Este 1° de Mayo es una nueva oportunidad para pensarnos, para mirar el mundo laboral con otros ojos, para preguntarnos qué ideas sostienen nuestras prácticas, qué modelos seguimos reproduciendo sin notarlo, qué lugar le damos y cómo miramos al colectivo de personas con discapacidad en el mundo laboral. También, para imaginar y crear posibilidades, porque cuando se dan las condiciones, cuando hay apoyos adecuados, cuando hay voluntad real, cuando hay decisión y convicción, las experiencias de inclusión laboral no sólo son posibles, sino valiosas para todos.

Ojalá cada vez más personas puedan descubrir eso, podamos seguir corriéndonos de los lugares conocidos que generan obstáculos, para construir otros modos de trabajar y de convivir. Ojalá no necesitemos seguir repitiendo que el trabajo es un derecho. Pero mientras tanto, sigamos abriendo preguntas, compartiendo miradas, apostando por una inclusión que no sea esporádica, de moda, sino cotidiana, estructural y compartida.

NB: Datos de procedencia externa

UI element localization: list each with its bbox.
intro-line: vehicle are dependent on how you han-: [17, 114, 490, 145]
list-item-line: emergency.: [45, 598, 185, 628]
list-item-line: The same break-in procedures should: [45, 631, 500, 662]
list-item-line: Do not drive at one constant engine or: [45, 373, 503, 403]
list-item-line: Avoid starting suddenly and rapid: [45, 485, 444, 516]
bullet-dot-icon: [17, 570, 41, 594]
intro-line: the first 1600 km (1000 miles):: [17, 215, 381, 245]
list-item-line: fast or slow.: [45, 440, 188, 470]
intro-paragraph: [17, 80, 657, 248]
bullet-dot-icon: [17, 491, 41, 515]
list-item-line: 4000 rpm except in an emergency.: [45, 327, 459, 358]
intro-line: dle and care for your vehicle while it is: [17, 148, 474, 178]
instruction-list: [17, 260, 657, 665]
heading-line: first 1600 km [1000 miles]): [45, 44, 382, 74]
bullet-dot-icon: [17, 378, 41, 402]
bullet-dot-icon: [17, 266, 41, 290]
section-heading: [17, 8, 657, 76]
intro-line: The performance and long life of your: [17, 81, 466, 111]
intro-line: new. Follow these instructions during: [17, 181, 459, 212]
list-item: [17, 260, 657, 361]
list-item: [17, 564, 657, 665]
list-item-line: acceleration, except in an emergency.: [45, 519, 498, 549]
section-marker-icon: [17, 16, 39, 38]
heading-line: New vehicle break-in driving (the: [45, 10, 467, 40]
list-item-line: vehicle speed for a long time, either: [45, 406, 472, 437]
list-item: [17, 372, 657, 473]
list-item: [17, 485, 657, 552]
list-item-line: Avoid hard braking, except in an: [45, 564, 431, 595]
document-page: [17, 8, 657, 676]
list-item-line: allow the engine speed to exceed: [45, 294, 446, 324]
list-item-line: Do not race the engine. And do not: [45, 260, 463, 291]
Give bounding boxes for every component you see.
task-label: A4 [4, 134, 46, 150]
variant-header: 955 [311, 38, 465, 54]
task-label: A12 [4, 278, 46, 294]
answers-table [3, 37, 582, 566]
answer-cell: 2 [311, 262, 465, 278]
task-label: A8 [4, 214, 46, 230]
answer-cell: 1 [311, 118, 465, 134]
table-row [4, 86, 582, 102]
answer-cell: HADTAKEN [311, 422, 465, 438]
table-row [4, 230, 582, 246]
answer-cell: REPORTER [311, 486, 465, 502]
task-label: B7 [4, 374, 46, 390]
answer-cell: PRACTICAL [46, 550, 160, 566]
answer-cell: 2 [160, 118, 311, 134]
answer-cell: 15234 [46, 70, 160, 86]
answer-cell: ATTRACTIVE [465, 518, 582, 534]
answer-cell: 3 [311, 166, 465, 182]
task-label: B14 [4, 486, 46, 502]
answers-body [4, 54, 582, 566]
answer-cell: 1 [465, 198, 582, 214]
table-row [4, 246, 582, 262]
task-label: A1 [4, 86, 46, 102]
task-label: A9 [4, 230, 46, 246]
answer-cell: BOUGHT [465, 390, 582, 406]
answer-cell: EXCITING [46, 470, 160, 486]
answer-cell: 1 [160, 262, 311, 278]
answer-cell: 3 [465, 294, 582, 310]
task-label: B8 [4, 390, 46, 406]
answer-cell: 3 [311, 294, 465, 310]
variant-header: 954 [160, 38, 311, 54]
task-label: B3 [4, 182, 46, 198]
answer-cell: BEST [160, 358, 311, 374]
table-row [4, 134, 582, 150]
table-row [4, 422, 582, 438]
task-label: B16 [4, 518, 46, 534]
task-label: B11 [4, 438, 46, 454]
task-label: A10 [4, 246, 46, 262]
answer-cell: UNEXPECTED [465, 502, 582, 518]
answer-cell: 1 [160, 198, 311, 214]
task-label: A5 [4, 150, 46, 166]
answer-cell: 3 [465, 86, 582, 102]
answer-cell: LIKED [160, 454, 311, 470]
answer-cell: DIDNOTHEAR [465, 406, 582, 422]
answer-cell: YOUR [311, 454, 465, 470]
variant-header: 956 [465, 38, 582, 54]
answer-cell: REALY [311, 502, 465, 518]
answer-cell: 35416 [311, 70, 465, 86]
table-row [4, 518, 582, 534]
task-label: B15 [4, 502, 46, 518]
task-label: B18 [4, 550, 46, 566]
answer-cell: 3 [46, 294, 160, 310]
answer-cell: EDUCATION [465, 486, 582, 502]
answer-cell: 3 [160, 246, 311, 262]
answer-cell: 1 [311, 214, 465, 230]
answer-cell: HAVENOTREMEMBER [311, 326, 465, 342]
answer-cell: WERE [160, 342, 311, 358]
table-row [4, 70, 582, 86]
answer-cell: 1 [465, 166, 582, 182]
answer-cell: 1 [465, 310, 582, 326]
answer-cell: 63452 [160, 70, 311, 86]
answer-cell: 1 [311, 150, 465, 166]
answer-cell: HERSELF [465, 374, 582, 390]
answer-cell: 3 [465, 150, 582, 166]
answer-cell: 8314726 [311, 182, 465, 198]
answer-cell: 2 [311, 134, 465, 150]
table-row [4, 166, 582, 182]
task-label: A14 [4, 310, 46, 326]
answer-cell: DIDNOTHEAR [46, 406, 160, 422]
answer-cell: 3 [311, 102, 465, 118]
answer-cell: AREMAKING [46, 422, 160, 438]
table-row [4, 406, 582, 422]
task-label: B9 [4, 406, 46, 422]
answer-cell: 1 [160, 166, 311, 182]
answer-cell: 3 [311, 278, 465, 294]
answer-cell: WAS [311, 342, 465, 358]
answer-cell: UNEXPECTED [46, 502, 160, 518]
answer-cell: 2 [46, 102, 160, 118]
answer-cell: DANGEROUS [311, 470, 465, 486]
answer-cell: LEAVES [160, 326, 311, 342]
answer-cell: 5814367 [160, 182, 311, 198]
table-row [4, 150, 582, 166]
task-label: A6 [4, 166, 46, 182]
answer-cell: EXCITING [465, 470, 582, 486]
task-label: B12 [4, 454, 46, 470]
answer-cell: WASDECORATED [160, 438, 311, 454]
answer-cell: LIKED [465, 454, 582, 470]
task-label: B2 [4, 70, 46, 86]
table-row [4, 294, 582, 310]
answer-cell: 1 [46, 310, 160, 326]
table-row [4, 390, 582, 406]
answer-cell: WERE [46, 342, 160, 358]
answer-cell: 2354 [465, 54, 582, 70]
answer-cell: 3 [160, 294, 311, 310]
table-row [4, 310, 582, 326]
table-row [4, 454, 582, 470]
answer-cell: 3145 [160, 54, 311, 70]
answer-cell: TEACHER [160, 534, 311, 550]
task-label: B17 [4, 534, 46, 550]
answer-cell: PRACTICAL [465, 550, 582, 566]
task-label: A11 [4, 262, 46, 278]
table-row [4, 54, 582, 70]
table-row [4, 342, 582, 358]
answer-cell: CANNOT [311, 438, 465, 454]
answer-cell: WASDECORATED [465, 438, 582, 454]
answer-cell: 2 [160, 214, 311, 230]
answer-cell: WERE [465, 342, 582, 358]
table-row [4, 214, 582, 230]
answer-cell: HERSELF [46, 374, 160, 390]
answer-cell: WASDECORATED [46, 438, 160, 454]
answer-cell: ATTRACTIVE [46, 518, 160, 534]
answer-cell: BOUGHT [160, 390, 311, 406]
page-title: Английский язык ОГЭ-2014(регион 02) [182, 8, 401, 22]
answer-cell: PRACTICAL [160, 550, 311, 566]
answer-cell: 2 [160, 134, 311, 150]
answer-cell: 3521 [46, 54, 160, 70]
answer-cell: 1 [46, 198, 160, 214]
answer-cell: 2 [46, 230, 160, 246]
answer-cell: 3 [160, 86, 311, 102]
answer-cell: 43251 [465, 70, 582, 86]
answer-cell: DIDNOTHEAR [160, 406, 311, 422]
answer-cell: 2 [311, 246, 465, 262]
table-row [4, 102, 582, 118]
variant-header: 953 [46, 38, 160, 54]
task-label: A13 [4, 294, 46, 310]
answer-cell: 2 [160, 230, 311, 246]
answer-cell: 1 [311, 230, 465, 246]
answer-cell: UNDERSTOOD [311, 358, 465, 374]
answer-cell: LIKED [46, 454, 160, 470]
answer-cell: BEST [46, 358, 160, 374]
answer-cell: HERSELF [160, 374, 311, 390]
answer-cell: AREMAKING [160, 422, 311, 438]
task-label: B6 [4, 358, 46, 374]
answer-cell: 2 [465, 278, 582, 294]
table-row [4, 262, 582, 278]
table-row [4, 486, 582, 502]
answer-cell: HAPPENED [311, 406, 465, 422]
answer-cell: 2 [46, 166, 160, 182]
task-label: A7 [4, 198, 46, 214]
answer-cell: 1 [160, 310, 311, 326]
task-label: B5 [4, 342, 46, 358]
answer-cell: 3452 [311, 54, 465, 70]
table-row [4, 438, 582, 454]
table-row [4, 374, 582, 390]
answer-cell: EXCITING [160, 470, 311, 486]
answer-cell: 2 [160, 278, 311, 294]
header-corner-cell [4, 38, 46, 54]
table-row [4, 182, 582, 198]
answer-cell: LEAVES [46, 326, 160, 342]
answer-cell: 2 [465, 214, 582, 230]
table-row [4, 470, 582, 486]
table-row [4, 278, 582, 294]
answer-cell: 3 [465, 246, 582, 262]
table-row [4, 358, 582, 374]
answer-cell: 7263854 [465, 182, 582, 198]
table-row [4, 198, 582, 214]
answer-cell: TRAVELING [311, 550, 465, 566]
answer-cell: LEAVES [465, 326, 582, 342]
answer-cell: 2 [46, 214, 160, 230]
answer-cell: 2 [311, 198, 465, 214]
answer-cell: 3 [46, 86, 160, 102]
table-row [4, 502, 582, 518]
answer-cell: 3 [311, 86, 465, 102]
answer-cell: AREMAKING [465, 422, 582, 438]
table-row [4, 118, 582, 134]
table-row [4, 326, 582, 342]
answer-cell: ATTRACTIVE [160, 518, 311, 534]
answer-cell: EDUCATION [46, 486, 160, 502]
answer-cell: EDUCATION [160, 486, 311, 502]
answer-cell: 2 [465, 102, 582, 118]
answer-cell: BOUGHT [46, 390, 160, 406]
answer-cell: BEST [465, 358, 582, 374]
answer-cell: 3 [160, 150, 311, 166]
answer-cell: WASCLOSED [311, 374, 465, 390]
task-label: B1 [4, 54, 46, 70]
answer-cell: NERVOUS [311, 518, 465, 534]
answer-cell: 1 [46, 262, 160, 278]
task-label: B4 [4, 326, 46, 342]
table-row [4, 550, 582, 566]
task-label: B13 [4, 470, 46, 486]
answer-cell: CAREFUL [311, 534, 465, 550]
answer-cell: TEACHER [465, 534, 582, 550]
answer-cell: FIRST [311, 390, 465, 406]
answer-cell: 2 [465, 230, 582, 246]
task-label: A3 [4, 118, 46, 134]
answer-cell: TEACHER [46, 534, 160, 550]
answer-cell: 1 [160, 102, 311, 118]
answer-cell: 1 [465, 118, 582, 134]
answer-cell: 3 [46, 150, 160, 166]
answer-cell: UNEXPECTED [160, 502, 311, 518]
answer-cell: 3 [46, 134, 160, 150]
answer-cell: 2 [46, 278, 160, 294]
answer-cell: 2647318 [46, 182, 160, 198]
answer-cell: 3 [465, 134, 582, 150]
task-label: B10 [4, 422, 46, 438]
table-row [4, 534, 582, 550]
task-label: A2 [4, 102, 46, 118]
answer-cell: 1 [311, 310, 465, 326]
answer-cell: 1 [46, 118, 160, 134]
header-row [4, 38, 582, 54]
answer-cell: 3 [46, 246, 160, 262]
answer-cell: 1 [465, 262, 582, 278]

Hablar de trabajo y discapacidad este primero de mayo, es una invitación a comprender que la verdadera inclusión no se logra desde la obligación, sino desde la convicción: esa certeza de que todos ganamos cuando nadie queda afuera. El cambio empieza en lo cotidiano, en cada conversación, en cada oportunidad que brindamos, en cada barrera que derribamos.

(*) Lic. en Psicología - M.P. 15844. Especialista en inclusión sociolaboral de personas con discapacidad.